At all hazards I must get away therefore, and the question was—how? I could only think of one means, and I explained it rapidly.
"I think I have it," I said. "Calatayud is an out-of-the-way place with not many police, and probably the men wired for by Rubio will be soldiers—much easier folk to fool. Rubio will reckon that we have no suspicion of his intentions, and will simply have wired to have the men at the station to await his instructions. We'll leave the train as it slows down before entering the station, therefore; and if any attempt is made to interfere with us, we'll play another scene of this farce of yours—that I'm an escaped Carlist and you're the police after me. Then we must hustle things through as chance serves, and get horses as quickly as can be."
"They'll be waiting for us at old Tomaso's," said Cabrera, readily. "Yes, it'll do. Fortunately we're well at the back of the train, and there's a curve through a cutting just before the station that will serve us well; and Tomaso's isn't five hundred yards from the top of it. We can slip out, dash up the side of the cutting, and be half-way there before the train pulls up."
"And give this brute a whack on the head to keep him silent for a while," put in Garcia, who seemed to have a keener appetite for violence than his really sterner comrade.
"It'll serve no purpose, and may only get us charged with attempting to murder him. There must be no violence," I said, and Cabrera agreed, seeing the force of my words.
"We're close there now," he added; and giving a final look at our prisoner to see that he was securely tied and gagged, we thrust him under the seat and made ready to leave the carriage.

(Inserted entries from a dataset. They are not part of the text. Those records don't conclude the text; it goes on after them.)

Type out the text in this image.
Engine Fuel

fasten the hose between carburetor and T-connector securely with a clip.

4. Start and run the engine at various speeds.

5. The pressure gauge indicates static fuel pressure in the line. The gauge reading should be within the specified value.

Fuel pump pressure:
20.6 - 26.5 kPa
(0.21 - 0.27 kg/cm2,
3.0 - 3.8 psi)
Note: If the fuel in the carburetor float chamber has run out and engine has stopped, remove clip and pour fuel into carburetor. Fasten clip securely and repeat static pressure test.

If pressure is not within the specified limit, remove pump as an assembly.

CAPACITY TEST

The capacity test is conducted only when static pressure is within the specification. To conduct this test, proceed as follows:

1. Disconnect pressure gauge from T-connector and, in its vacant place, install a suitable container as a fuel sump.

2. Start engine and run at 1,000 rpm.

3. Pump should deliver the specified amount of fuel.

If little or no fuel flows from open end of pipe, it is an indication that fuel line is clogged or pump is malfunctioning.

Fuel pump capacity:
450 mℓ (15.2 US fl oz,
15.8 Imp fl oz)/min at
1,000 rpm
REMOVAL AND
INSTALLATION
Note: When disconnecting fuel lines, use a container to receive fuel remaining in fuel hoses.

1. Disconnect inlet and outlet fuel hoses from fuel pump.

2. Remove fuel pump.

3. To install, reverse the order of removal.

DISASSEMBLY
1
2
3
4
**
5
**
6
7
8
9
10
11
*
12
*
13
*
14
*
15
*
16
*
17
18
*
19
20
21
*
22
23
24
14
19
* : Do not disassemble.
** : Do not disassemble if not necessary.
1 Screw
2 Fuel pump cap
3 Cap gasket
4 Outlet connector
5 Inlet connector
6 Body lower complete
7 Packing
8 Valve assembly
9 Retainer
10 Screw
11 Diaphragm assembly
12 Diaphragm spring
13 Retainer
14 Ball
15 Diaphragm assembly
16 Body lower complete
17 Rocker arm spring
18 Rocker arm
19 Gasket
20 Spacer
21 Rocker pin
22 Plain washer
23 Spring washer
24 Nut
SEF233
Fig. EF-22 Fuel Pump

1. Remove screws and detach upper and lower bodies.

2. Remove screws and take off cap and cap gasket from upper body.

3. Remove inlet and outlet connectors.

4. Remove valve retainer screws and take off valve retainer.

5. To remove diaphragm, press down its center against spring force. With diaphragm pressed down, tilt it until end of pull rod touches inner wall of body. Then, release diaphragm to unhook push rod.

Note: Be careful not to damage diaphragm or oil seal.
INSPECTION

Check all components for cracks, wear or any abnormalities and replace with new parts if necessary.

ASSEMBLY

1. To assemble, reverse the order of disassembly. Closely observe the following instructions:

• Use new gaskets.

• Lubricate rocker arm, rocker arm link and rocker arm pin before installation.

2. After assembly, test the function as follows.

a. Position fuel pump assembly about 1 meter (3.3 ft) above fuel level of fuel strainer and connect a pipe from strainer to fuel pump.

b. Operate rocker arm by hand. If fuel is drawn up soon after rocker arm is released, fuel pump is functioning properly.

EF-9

The place could not have suited better such a plan as ours. We were in luck, too, for the train slowed down on approaching the curve, so that we were able to leave it quite safely. I jumped out first and sprang rapidly up the high bank, the others following me. I let them catch me up before we reached the top, as I did not, of course, know in which direction to run, and then together we darted off as fast as our legs would carry us.
We had only one incident. Having crossed a field we leapt into the road, and almost jumped on the top of a couple of soldiers who were obviously on patrol duty. Up went their guns as they called us to halt.
"Now we've got you," cried Cabrera, fiercely, clapping his hand on my shoulder. "Tie his hands, Garcia;" and with ready presence of mind he turned to the soldiers and laughed, as he took his hat off and breathed hard.
"They'll want you at the station," he said. "There's half a trainful of these cursed Carlists, and our chief Rubio, from the capital, has only got a handful of men with him, and is at his wit's end for help. But he'll be glad we've netted this bird;" and, turning to me, he shook me, cursing and abusing me with voluble violence.